The hardware platforms have changed, but GreenBytes is now shipping a pair of general purpose deduplicating NAS boxes that combine inline deduplication with the virtues of a new generation file system now running on industry standard hardware.

September 15, 2009

I first heard of GreenBytes about a year ago when they were showing off a prototype data deduping NAS box based on Sun Microsystem's ZFS and X4540 "Thumper" appliance. The hardware platforms have changed, but GreenBytes is now shipping a pair of general purpose deduplicating NAS boxes that combine inline deduplication with the virtues of a new generation file system now running on industry standard hardware.

The designers of the first generation of deduping products rightly focused on the backup market, where conventional products rewarded administrators who created multiple copies of their data. The backup market was low hanging fruit for deduplication, not only because of the amount of duplicate data in most organization's backup data sets, but also because backup was a batch process, allowing vendors to dedupe as a post-process.

While GreenBytes would be happy if you bought their GB-X boxes as a backup target, they're aiming for the bigger general purpose NAS market with data deduplication as a key differentiator. Current primary storage data reduction systems are either using compression alone (StoreWize) or performing deduplication as a post process (EMC, NetApp, Ocarina). Add in that EMC and NetApp's approaches are very conservative, resulting in limited data reduction, and it seems to me that there's a place for a new generation of deduping NAS boxes.

GreenByte's technology is still based on ZFS, although a breakdown in their relationship with SUN has resulted in them renaming it GBFS from the ZFS+.  Since ZFS, like WAFL, locates data across disks as arbitrarily placed blocks, it was a good framework on which to hang block level deduplication. It also means GreenBytes gets to keep the good bits of ZFS including RAID-Z and support for SSDs as log and read caches. GBFS also does LZ style compression to boost data reduction even further.

The hit on ZFS has been that it comes as part of Open Solaris an OS that only a true geek could love and manage. Acknowledging that most files are created from Windows systems, GreenBytes built an MMC based management tool that makes a GB-X system look like a Windows File server, complete with VSS Shadow Copy support so users can restore previous versions of files themselves.The current product line has two models: the single processor (Xeon 5520) GB-2000 with 24 2.5" drive bays and the dual processor GB-4000, which has 10Gig Ethernet ports and can hold 48 little drives. You can expand either with SAS attached JBODs holding 24 or 48 more drives each. Access is via CIFS, NFS and/or iSCSI so it can serve as a file repository for primary data, VMware datastore and archive storage if you don't need retention enforcement. When used as backup targets, GreenBytes claims ingest rates of 650MB/s and 950MB/s respectively.

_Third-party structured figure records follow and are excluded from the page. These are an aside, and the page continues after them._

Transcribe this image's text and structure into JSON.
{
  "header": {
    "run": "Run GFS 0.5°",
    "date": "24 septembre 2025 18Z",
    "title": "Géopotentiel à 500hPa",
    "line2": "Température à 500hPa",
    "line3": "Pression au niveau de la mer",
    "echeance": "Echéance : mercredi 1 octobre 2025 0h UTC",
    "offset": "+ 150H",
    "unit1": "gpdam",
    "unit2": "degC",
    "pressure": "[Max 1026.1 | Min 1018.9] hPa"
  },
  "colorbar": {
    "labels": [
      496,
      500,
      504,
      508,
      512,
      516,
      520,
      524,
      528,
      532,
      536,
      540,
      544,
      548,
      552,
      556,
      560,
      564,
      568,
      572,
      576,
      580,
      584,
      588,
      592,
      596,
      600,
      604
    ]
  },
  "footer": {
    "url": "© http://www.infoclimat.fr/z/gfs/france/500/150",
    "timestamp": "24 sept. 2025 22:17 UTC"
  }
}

I'm looking forward to bringing these puppies into the lab and running them through their paces. Testing backup performance and deduplication ratios, while involved, is pretty straightforward. I'm trying to figure out a good set of tests for file service performance for a deduping system. Conventional benchmarks like IOMeter are useless as they send and read the same data pattern over and over which should all be cached in a deduping system.  What kind of performance metrics would you want for a deduping NAS? Large PPT file save and open time? File Copies? Do you care about random I/O?